The Art of Brokering and Licensing and Turning Others Ideas, Products and Businesses Into Virtually Risk-Free Profits

Up until the 1970’s the largest manufacturers decided what retailers they would supply products to. Sam Walton and the other modern discount department store pioneers had to literally beg suppliers to allow their businesses to sell the supplier’s products. All that changed with the emergence and ultimate dominance of Walmart in 1970. Today, less than 2% of all vendors who solicit Walmart to carry their product succeed, and often their windfall is short-lived.

The mass merchants give each vendor a Scorecard, in which they are graded primarily by the shelf and time value of the product. They call it “GMROII” or “GMROI” (Gross Margin Return on Investment), which is based on their profit margin and turnover, resulting in their bottom line … profits. At the very least they demand a GRMROI of 1, namely a dollar return for every dollar of inventory. However, it is largely an inaccurate term, as in many instances before these mass merchants invest a penny, they have already sold the product. And many demand Guaranteed Sales, a fancy term for Consignment. If the product does not sell, they return it to their vendors, with the latter having to pay up to a 20% handling fee plus shipping costs.

In reality, these controlling retailers are simply brokering other people’s products, a version of OPM. Many brokers have no inventory and do not invest a dime in manufacturing any product. Some make tens of millions of dollars working out of an office in their home. Many do not even have much of a staff. Their advantage is that they know who will buy and have established distribution channels that their customers and clients simply are unaware of.

I21 vast network of distribution channel awareness can allow its clients to greatly profit by OPI (other person’s idea). Sears has for decades sold its Kenmore line of appliances, licensing out OPIs.

Another alternative way to sell someone else’s product is through Licensing. Black & Decker, now Stanley Black & Decker rarely if ever manufacturers the products that bear the family black and orange logo. They outsource virtually all of their products.
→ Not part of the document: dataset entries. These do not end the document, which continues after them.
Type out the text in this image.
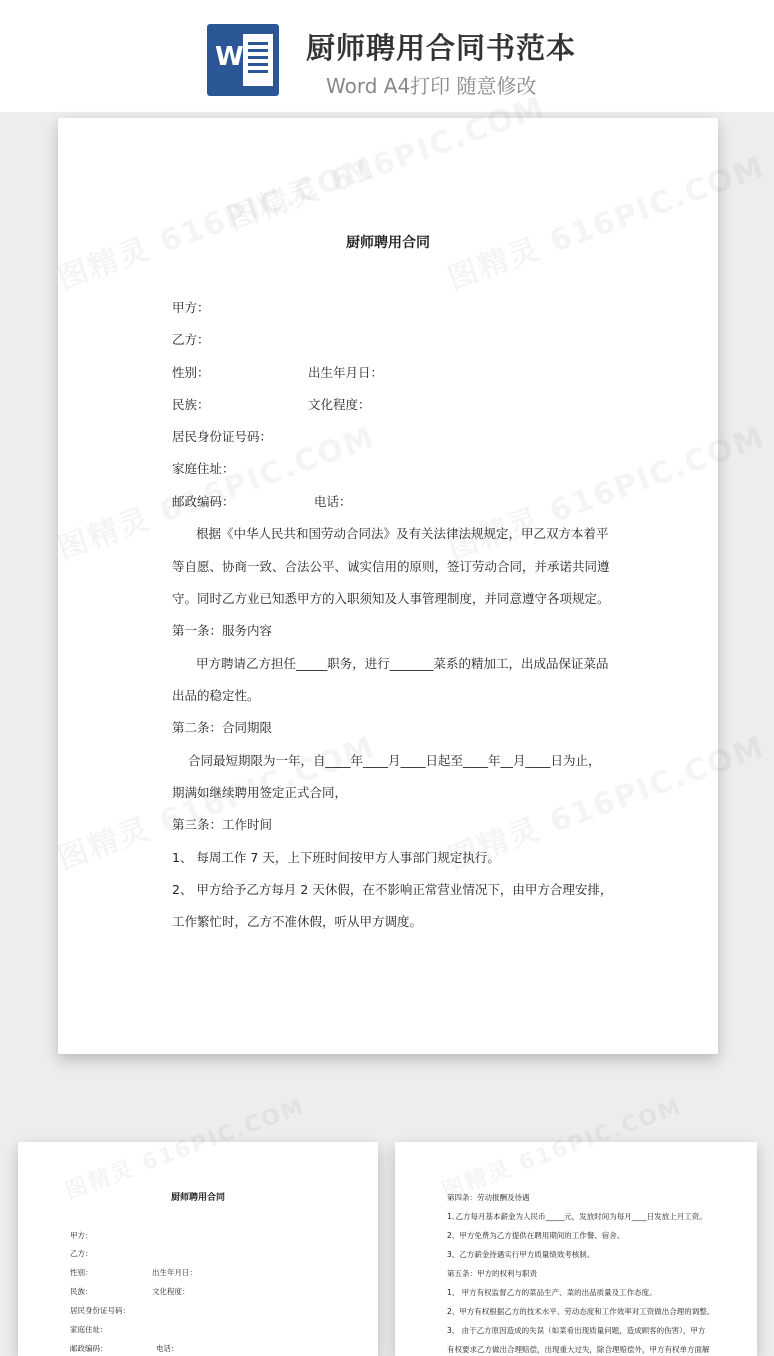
W 厨师聘用合同书范本
Word A4打印 随意修改
厨师聘用合同
甲方：
乙方：
性别：	出生年月日：
民族：	文化程度：
居民身份证号码：
家庭住址：
邮政编码：	电话：
根据《中华人民共和国劳动合同法》及有关法律法规规定，甲乙双方本着平
等自愿、协商一致、合法公平、诚实信用的原则，签订劳动合同，并承诺共同遵
守。同时乙方业已知悉甲方的入职须知及人事管理制度，并同意遵守各项规定。
第一条：服务内容
甲方聘请乙方担任_____职务，进行_______菜系的精加工，出成品保证菜品
出品的稳定性。
第二条：合同期限
合同最短期限为一年，自____年____月____日起至____年__月____日为止，
期满如继续聘用签定正式合同，
第三条：工作时间
1、 每周工作 7 天，上下班时间按甲方人事部门规定执行。
2、 甲方给予乙方每月 2 天休假，在不影响正常营业情况下，由甲方合理安排，
工作繁忙时，乙方不准休假，听从甲方调度。
厨师聘用合同
甲方：
乙方：
性别：	出生年月日：
民族：	文化程度：
居民身份证号码：
家庭住址：
邮政编码：	电话：
第四条：劳动报酬及待遇
1､乙方每月基本薪金为人民币_____元，发放时间为每月____日发放上月工资。
2、甲方免费为乙方提供在聘用期间的工作餐、宿舍。
3、乙方薪金待遇实行甲方质量绩效考核制。
第五条：甲方的权利与职责
1、 甲方有权监督乙方的菜品生产、菜的出品质量及工作态度。
2、甲方有权根据乙方的技术水平、劳动态度和工作效率对工资做出合理的调整。
3、 由于乙方原因造成的失误（如菜肴出现质量问题，造成顾客的伤害），甲方
有权要求乙方做出合理赔偿，出现重大过失，除合理赔偿外，甲方有权单方面解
One of the perfume industry’s greatest names was that of Francois Cote, an Italian who modernized that multi-billion dollar industry by turning personal fragrances from a medicinal or deodorant into a fashion statement. Cote is considered the greatest perfumer (perfume maker) in history. Yet today, Cote is a marketing company. It makes no perfume. It licenses celebrity names, such as Jennifer Lopez and outsources the creation and manufacture of the perfumes, eau d’parfum, toilet waters, colognes and spritzes to one of the ten major Flavor and Fragrance companies like the largest American one International Flavors and Fragrances, and then markets the products through their distribution channels. I2I team are experts at licensing from and to companies. It’s wholly owned developing company, Pur Parfume de Grasse (Grasse, France being the historical capital of perfume making) is licensing OPIs and its own personal fragrances using licensing and distribution agreements.